You are viewing a plain text version of this content. The canonical link for it is here.
Posted to mapreduce-dev@hadoop.apache.org by Ahmad Shahzad <as...@gmail.com> on 2010/04/21 13:07:51 UTC

communication protocols in hadoop mapreduce

Hey everyone,
                     I wanted to know that which communication protocols
hadoop mapreduce uses under the hood to provide communication if any. For
example for the shuffle process it uses http to shuffle the values to the
reducers.
So, job tracker has to talk to task trackers, and task trackers have to
report back to job trackers, and what about if the data  is not available on
the same node and the slave node has to fetch the data from other node. In
all of the cases which communication mechanisms are used to achieve the
communication, is it http only??

I would really appreciate if someone can tell me regarding this thing or if
someone has some link that can help me regarding this issue.

Regards,
Ahmad Shahzad

Re: communication protocols in hadoop mapreduce

Posted by Rekha Joshi <re...@yahoo-inc.com>.
A quick answer would be - it is heartbeat communication mechanism, poll-like flow between JT/TT's.
Also for communication underneath its RPC, and not the default Java serialization but a hadoop specific serialization implementation to have some performance gains.
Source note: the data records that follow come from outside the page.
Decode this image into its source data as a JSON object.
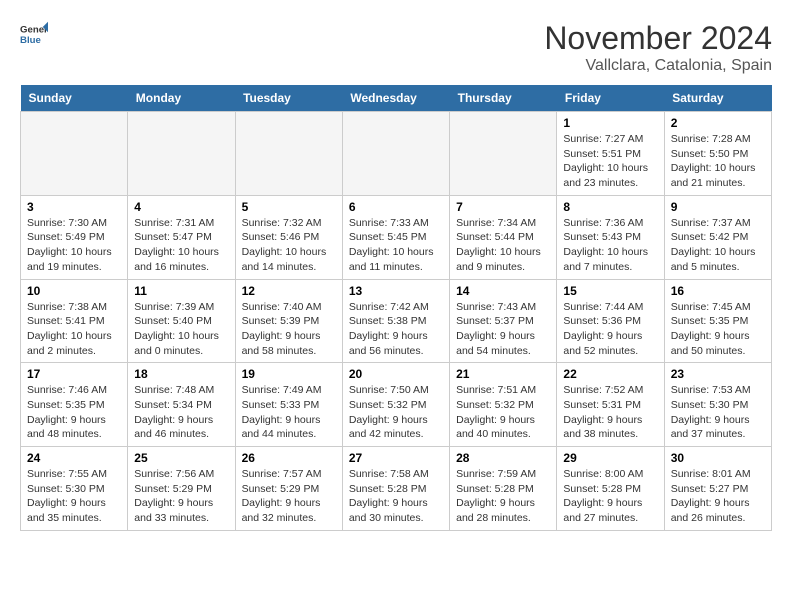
{
  "logo": {
    "general": "General",
    "blue": "Blue"
  },
  "header": {
    "month": "November 2024",
    "location": "Vallclara, Catalonia, Spain"
  },
  "weekdays": [
    "Sunday",
    "Monday",
    "Tuesday",
    "Wednesday",
    "Thursday",
    "Friday",
    "Saturday"
  ],
  "weeks": [
    [
      {
        "day": "",
        "detail": ""
      },
      {
        "day": "",
        "detail": ""
      },
      {
        "day": "",
        "detail": ""
      },
      {
        "day": "",
        "detail": ""
      },
      {
        "day": "",
        "detail": ""
      },
      {
        "day": "1",
        "detail": "Sunrise: 7:27 AM\nSunset: 5:51 PM\nDaylight: 10 hours and 23 minutes."
      },
      {
        "day": "2",
        "detail": "Sunrise: 7:28 AM\nSunset: 5:50 PM\nDaylight: 10 hours and 21 minutes."
      }
    ],
    [
      {
        "day": "3",
        "detail": "Sunrise: 7:30 AM\nSunset: 5:49 PM\nDaylight: 10 hours and 19 minutes."
      },
      {
        "day": "4",
        "detail": "Sunrise: 7:31 AM\nSunset: 5:47 PM\nDaylight: 10 hours and 16 minutes."
      },
      {
        "day": "5",
        "detail": "Sunrise: 7:32 AM\nSunset: 5:46 PM\nDaylight: 10 hours and 14 minutes."
      },
      {
        "day": "6",
        "detail": "Sunrise: 7:33 AM\nSunset: 5:45 PM\nDaylight: 10 hours and 11 minutes."
      },
      {
        "day": "7",
        "detail": "Sunrise: 7:34 AM\nSunset: 5:44 PM\nDaylight: 10 hours and 9 minutes."
      },
      {
        "day": "8",
        "detail": "Sunrise: 7:36 AM\nSunset: 5:43 PM\nDaylight: 10 hours and 7 minutes."
      },
      {
        "day": "9",
        "detail": "Sunrise: 7:37 AM\nSunset: 5:42 PM\nDaylight: 10 hours and 5 minutes."
      }
    ],
    [
      {
        "day": "10",
        "detail": "Sunrise: 7:38 AM\nSunset: 5:41 PM\nDaylight: 10 hours and 2 minutes."
      },
      {
        "day": "11",
        "detail": "Sunrise: 7:39 AM\nSunset: 5:40 PM\nDaylight: 10 hours and 0 minutes."
      },
      {
        "day": "12",
        "detail": "Sunrise: 7:40 AM\nSunset: 5:39 PM\nDaylight: 9 hours and 58 minutes."
      },
      {
        "day": "13",
        "detail": "Sunrise: 7:42 AM\nSunset: 5:38 PM\nDaylight: 9 hours and 56 minutes."
      },
      {
        "day": "14",
        "detail": "Sunrise: 7:43 AM\nSunset: 5:37 PM\nDaylight: 9 hours and 54 minutes."
      },
      {
        "day": "15",
        "detail": "Sunrise: 7:44 AM\nSunset: 5:36 PM\nDaylight: 9 hours and 52 minutes."
      },
      {
        "day": "16",
        "detail": "Sunrise: 7:45 AM\nSunset: 5:35 PM\nDaylight: 9 hours and 50 minutes."
      }
    ],
    [
      {
        "day": "17",
        "detail": "Sunrise: 7:46 AM\nSunset: 5:35 PM\nDaylight: 9 hours and 48 minutes."
      },
      {
        "day": "18",
        "detail": "Sunrise: 7:48 AM\nSunset: 5:34 PM\nDaylight: 9 hours and 46 minutes."
      },
      {
        "day": "19",
        "detail": "Sunrise: 7:49 AM\nSunset: 5:33 PM\nDaylight: 9 hours and 44 minutes."
      },
      {
        "day": "20",
        "detail": "Sunrise: 7:50 AM\nSunset: 5:32 PM\nDaylight: 9 hours and 42 minutes."
      },
      {
        "day": "21",
        "detail": "Sunrise: 7:51 AM\nSunset: 5:32 PM\nDaylight: 9 hours and 40 minutes."
      },
      {
        "day": "22",
        "detail": "Sunrise: 7:52 AM\nSunset: 5:31 PM\nDaylight: 9 hours and 38 minutes."
      },
      {
        "day": "23",
        "detail": "Sunrise: 7:53 AM\nSunset: 5:30 PM\nDaylight: 9 hours and 37 minutes."
      }
    ],
    [
      {
        "day": "24",
        "detail": "Sunrise: 7:55 AM\nSunset: 5:30 PM\nDaylight: 9 hours and 35 minutes."
      },
      {
        "day": "25",
        "detail": "Sunrise: 7:56 AM\nSunset: 5:29 PM\nDaylight: 9 hours and 33 minutes."
      },
      {
        "day": "26",
        "detail": "Sunrise: 7:57 AM\nSunset: 5:29 PM\nDaylight: 9 hours and 32 minutes."
      },
      {
        "day": "27",
        "detail": "Sunrise: 7:58 AM\nSunset: 5:28 PM\nDaylight: 9 hours and 30 minutes."
      },
      {
        "day": "28",
        "detail": "Sunrise: 7:59 AM\nSunset: 5:28 PM\nDaylight: 9 hours and 28 minutes."
      },
      {
        "day": "29",
        "detail": "Sunrise: 8:00 AM\nSunset: 5:28 PM\nDaylight: 9 hours and 27 minutes."
      },
      {
        "day": "30",
        "detail": "Sunrise: 8:01 AM\nSunset: 5:27 PM\nDaylight: 9 hours and 26 minutes."
      }
    ]
  ]
}
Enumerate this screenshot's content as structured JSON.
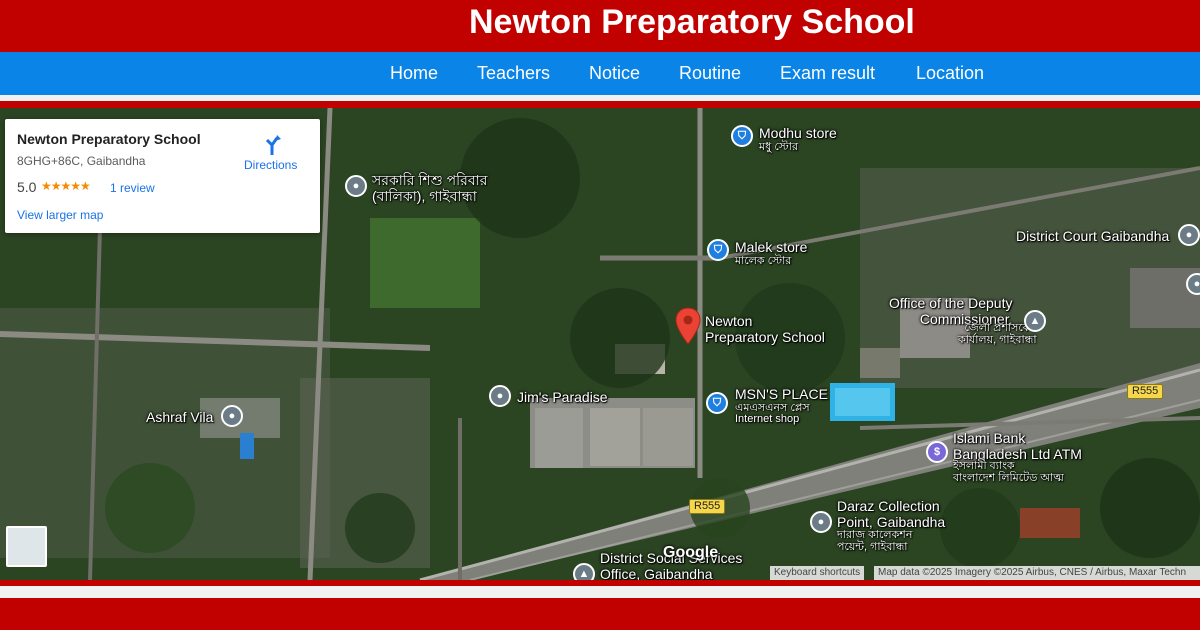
{
  "header": {
    "title": "Newton Preparatory School"
  },
  "nav": {
    "items": [
      "Home",
      "Teachers",
      "Notice",
      "Routine",
      "Exam result",
      "Location"
    ]
  },
  "colors": {
    "header_red": "#c10000",
    "nav_blue": "#0a84e6",
    "link_blue": "#1a73e8",
    "star_orange": "#f58b00",
    "pin_red": "#ea4335"
  },
  "infobox": {
    "name": "Newton Preparatory School",
    "address": "8GHG+86C, Gaibandha",
    "rating": "5.0",
    "stars": "★★★★★",
    "reviews": "1 review",
    "larger_map": "View larger map",
    "directions": "Directions",
    "directions_icon": "directions-icon"
  },
  "map": {
    "places": {
      "modhu_store": {
        "name": "Modhu store",
        "sub": "মধু স্টোর",
        "icon": "shopping-icon"
      },
      "sarkari": {
        "name": "সরকারি শিশু পরিবার\n(বালিকা), গাইবান্ধা",
        "icon": "place-icon"
      },
      "malek_store": {
        "name": "Malek store",
        "sub": "মালেক স্টোর",
        "icon": "shopping-icon"
      },
      "district_court": {
        "name": "District Court Gaibandha",
        "icon": "place-icon"
      },
      "deputy_commissioner": {
        "name": "Office of the Deputy\nCommissioner,",
        "sub": "জেলা প্রশাসকের\nকার্যালয়, গাইবান্ধা",
        "icon": "government-icon"
      },
      "newton": {
        "name": "Newton\nPreparatory School",
        "icon": "red-marker-icon"
      },
      "jims_paradise": {
        "name": "Jim's Paradise",
        "icon": "place-icon"
      },
      "msns_place": {
        "name": "MSN'S PLACE",
        "sub": "এমএসএনস প্লেস",
        "sub2": "Internet shop",
        "icon": "shopping-icon"
      },
      "ashraf_vila": {
        "name": "Ashraf Vila",
        "icon": "place-icon"
      },
      "islami_bank": {
        "name": "Islami Bank\nBangladesh Ltd ATM",
        "sub": "ইসলামী ব্যাংক\nবাংলাদেশ লিমিটেড আত্ম",
        "icon": "atm-icon"
      },
      "daraz": {
        "name": "Daraz Collection\nPoint, Gaibandha",
        "sub": "দারাজ কালেকশন\nপয়েন্ট, গাইবান্ধা",
        "icon": "place-icon"
      },
      "district_social": {
        "name": "District Social Services\nOffice, Gaibandha",
        "icon": "government-icon"
      }
    },
    "roads": {
      "r555_a": "R555",
      "r555_b": "R555"
    },
    "google_logo": "Google",
    "keyboard_shortcuts": "Keyboard shortcuts",
    "map_data": "Map data ©2025 Imagery ©2025 Airbus, CNES / Airbus, Maxar Techn"
  },
  "footer": {
    "item_a": "",
    "item_b": ""
  }
}
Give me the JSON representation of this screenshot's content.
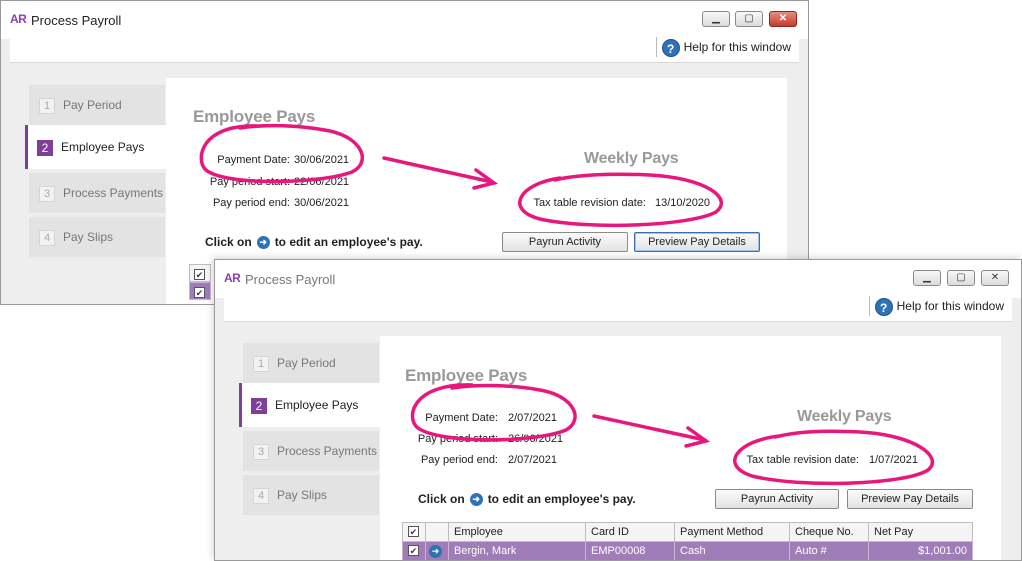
{
  "app": {
    "logo": "AR",
    "title": "Process Payroll",
    "help_label": "Help for this window"
  },
  "nav": [
    {
      "num": "1",
      "label": "Pay Period"
    },
    {
      "num": "2",
      "label": "Employee Pays"
    },
    {
      "num": "3",
      "label": "Process Payments"
    },
    {
      "num": "4",
      "label": "Pay Slips"
    }
  ],
  "labels": {
    "heading": "Employee Pays",
    "pay_type": "Weekly Pays",
    "payment_date": "Payment Date:",
    "pay_period_start": "Pay period start:",
    "pay_period_end": "Pay period end:",
    "tax_table": "Tax table revision date:",
    "click_on": "Click on",
    "click_on_suffix": "to edit an employee's pay.",
    "payrun_activity": "Payrun Activity",
    "preview_pay_details": "Preview Pay Details"
  },
  "before": {
    "payment_date": "30/06/2021",
    "pay_period_start": "22/06/2021",
    "pay_period_end": "30/06/2021",
    "tax_table_date": "13/10/2020"
  },
  "after": {
    "payment_date": "2/07/2021",
    "pay_period_start": "26/06/2021",
    "pay_period_end": "2/07/2021",
    "tax_table_date": "1/07/2021"
  },
  "grid": {
    "columns": [
      "Employee",
      "Card ID",
      "Payment Method",
      "Cheque No.",
      "Net Pay"
    ],
    "rows": [
      {
        "employee": "Bergin, Mark",
        "card_id": "EMP00008",
        "method": "Cash",
        "cheque": "Auto #",
        "net_pay": "$1,001.00"
      }
    ]
  },
  "colors": {
    "accent": "#7d3f98",
    "annotation": "#e8177d",
    "help_blue": "#2f73b7"
  }
}
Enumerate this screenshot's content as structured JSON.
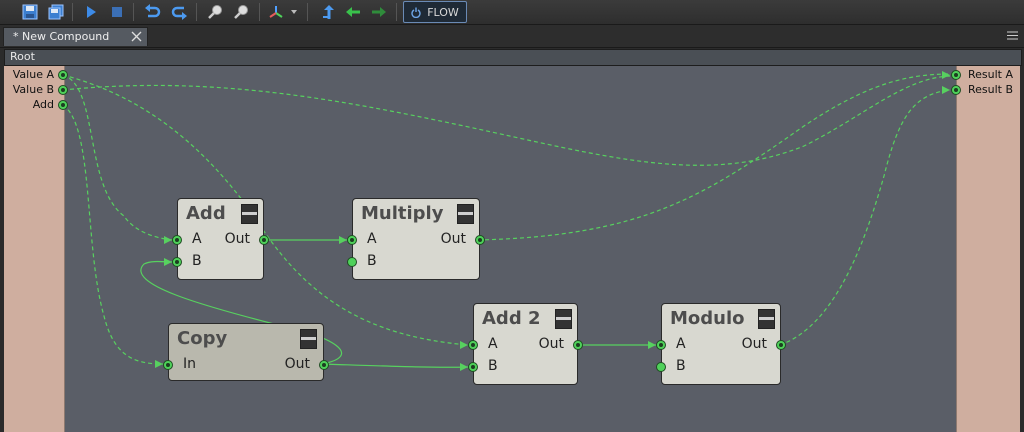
{
  "toolbar": {
    "flow_label": "FLOW",
    "icons": [
      "save-icon",
      "save-all-icon",
      "run-icon",
      "stop-icon",
      "undo-icon",
      "redo-icon",
      "zoom-in-icon",
      "zoom-out-icon",
      "axis-icon",
      "up-icon",
      "back-icon",
      "forward-icon",
      "power-icon"
    ]
  },
  "tab": {
    "label": "* New Compound"
  },
  "breadcrumb": {
    "label": "Root"
  },
  "inputs": [
    "Value A",
    "Value B",
    "Add"
  ],
  "outputs": [
    "Result A",
    "Result B"
  ],
  "nodes": {
    "add": {
      "title": "Add",
      "in": [
        "A",
        "B"
      ],
      "out": "Out"
    },
    "multiply": {
      "title": "Multiply",
      "in": [
        "A",
        "B"
      ],
      "out": "Out"
    },
    "copy": {
      "title": "Copy",
      "in": [
        "In"
      ],
      "out": "Out"
    },
    "add2": {
      "title": "Add 2",
      "in": [
        "A",
        "B"
      ],
      "out": "Out"
    },
    "modulo": {
      "title": "Modulo",
      "in": [
        "A",
        "B"
      ],
      "out": "Out"
    }
  },
  "colors": {
    "wire": "#57d15f",
    "canvas": "#5a5e67",
    "io_panel": "#cfae9f",
    "node": "#d8d8d0",
    "copy_node": "#b9b8ad"
  }
}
AVRO is in strong contention to be used in hadoop for serialization.You might like to also look up into Thrift, Google Protocol Buffers.

Cheers,
/

On 4/21/10 4:37 PM, "Ahmad Shahzad" <as...@gmail.com> wrote:

Hey everyone,
                     I wanted to know that which communication protocols
hadoop mapreduce uses under the hood to provide communication if any. For
example for the shuffle process it uses http to shuffle the values to the
reducers.
So, job tracker has to talk to task trackers, and task trackers have to
report back to job trackers, and what about if the data  is not available on
the same node and the slave node has to fetch the data from other node. In
all of the cases which communication mechanisms are used to achieve the
communication, is it http only??

I would really appreciate if someone can tell me regarding this thing or if
someone has some link that can help me regarding this issue.

Regards,
Ahmad Shahzad